Tiger's Eye Golf Links
by Mitch Laurance

To put it simply, Tim Cate has an artists soul, and his courses reflect that sensibility. Beautiful visuals, an exquisite use of landscaping, skillful nuance, and thoughtful planning all play a major role in the portfolio of Cate’s work, and he has progressively raised that standard on all three of the courses at the Ocean Ridge Plantation in Sunset Beach, N.C., an easy drive north of the state line. It is with the Tigers Eye layout that Cate is in full creative control, able to produce a track that is at once a complex round of golf for the player who wants to attack and try to post a low score, and, at the same time, a feast for the senses for every level of golfer.
When you drive up towards the new Tigers Eye clubhouse, you are sure to be struck by the massive boulders that guide you. They are coquina boulders, mined mostly outside Wilmington, NC, and they bring the prehistoric past right into the present at Tigers Eye. Up to a million years old and once part of the ancient seabed, the boulders weigh between 4-6 tons, and are composed of fossilized stone that is full of pieces of shark’s teeth, mastodon bones, and who knows what other long-gone creatures. Spread individually around the course or as bulkheading for many of the lakes and water hazards, the rocks create a look that is truly unique, and in a land of over 100 golf courses, that is no small feat.

Cate’s landscaping ability takes what is often an afterthought, in the hands of lesser designers, and, at Tiger’s Eye, raises it to the artistic forefront. With a degree in
landscape architecture to cover the technical side, and an uncommon desire to produce a setting for every player that is as engaging as possible, he has put in the time and the effort necessary to create a literal “walk in the park.” “I like to make you aware of where you’re standing,” he says. “I think, when I’m designing a course, ‘How can that be as pretty as it can be, standing in that area,’ because I want to make the round of golf as enjoyable as it can be. All that landscaping takes a lot more work than just designing a course, but it’s definitely worth it.”

No truer words have been spoken. Though the entire course is a testament to Cate’s sense of style and color, filled most of the year with a variety of colorful shrubs and abundant wildflowers and surrounded by immaculately kept pine needles, a couple of holes really exemplify Cate’s ability. On #5, one of his favorites, you have the feeling that you are really being shown something special. At the tee on this moderate length Par-4 (only 400 yards from the Saber Tooth tee), you see more of the shrubs and flowers that you now look forward to, with added touches as you proceed down the hole. Water is now present down the entire right side, gently moving in rhythm with the waving grasses that line the shoreline. To the left, an array of live oaks and long leaf pines, mixed with wire grass. “ It’s the biggest contrast you can find in the area, with the Carolina bay edge on the right, and those trees on the left,” Cate says proudly. Mix in a number of unusual “beach bunkers” (another Cate innovation where the bunker edges actually flow right into the lagoon), both midway down the fairway and at the right side of the green, and you have a truly stunning hole.

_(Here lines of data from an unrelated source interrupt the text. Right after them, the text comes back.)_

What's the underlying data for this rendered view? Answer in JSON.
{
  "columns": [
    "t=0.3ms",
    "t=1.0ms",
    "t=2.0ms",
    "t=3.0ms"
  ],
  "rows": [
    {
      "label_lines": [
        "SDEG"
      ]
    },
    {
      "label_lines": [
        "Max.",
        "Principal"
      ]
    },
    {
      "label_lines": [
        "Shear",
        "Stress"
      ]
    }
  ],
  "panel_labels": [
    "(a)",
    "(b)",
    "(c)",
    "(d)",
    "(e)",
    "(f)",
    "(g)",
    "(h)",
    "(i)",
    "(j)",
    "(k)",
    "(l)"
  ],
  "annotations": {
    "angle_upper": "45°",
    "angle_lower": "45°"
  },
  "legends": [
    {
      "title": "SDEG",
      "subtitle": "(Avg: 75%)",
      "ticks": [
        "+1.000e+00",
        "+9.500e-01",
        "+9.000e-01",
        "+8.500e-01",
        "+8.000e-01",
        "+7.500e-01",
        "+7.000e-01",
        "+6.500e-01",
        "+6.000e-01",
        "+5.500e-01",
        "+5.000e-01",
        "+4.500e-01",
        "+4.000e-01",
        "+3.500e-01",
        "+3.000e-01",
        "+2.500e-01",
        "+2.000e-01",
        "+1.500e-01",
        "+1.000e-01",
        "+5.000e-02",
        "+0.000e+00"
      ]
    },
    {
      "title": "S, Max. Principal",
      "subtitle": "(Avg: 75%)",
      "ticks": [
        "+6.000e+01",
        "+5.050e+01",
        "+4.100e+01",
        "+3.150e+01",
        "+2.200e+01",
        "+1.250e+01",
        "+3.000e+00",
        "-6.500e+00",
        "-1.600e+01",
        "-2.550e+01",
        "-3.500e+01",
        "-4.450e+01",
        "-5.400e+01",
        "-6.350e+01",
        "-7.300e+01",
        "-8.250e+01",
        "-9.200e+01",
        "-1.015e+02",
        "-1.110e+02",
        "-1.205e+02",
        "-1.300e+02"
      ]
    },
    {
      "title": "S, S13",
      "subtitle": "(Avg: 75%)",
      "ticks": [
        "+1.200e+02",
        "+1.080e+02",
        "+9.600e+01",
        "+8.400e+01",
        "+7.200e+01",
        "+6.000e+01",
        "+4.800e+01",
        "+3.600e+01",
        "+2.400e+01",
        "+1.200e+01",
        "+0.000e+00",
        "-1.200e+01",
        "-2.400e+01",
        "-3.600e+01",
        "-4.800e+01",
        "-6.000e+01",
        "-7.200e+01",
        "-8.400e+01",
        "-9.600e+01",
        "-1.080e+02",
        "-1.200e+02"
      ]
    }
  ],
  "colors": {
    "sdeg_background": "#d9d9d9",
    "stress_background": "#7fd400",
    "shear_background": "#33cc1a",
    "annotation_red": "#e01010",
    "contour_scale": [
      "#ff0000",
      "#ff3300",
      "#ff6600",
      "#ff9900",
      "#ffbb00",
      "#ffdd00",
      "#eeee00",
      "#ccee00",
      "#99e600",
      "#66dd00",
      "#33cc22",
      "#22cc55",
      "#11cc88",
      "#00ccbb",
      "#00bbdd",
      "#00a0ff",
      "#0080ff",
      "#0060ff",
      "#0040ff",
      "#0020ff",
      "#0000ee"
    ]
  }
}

And in terms of the visual art of designing a hole, the total package on the finishing Par-5 18th is as good as it gets. Playing 592 yards from the tips, all the way down to a very manageable 434 from the Tigress tees, the hole actually begins when you ride (or walk, thanks to a welcome “walker-friendly” policy) from the 17th green. First you hear the sound of rushing water, then realize it’s the water coming from the lake area guarding the 17th green, and being funneled into a waterfall over an outcropping of rocks to the left of the 18th tee. The water flows down the left side off the tee, and then curves back across the fairway, again framed by coquina, which leads your eye further down the fairway to the bunkers guarding the right side. A fairway bunker on the left edge of the dogleg is a good aiming point off the tee, and the hole seems to pick up even more magic as you proceed downhill from tee to green (there’s a 65’ elevation drop) from there. Once you arrive at your 2nd shot, you start to see for the first time that the fairway bunker on the right is a bit larger than you thought, and with the clubhouse now peeking through the trees on the right side, try to picture a second shot to what seems a small landing area behind that bunker. Accomplish that, and as you move on down the fairway, you now finally see that the bunker runs all the way to the green, a whopping 205 yards, as does the water from the right side of the fairway. So your 3rd shot takes it all in- a panoramic vista of the trees, the fairway, and the well-protected green, against a backdrop of a boulder-ringed lake and the clubhouse (with the 9th green to your left for good measure).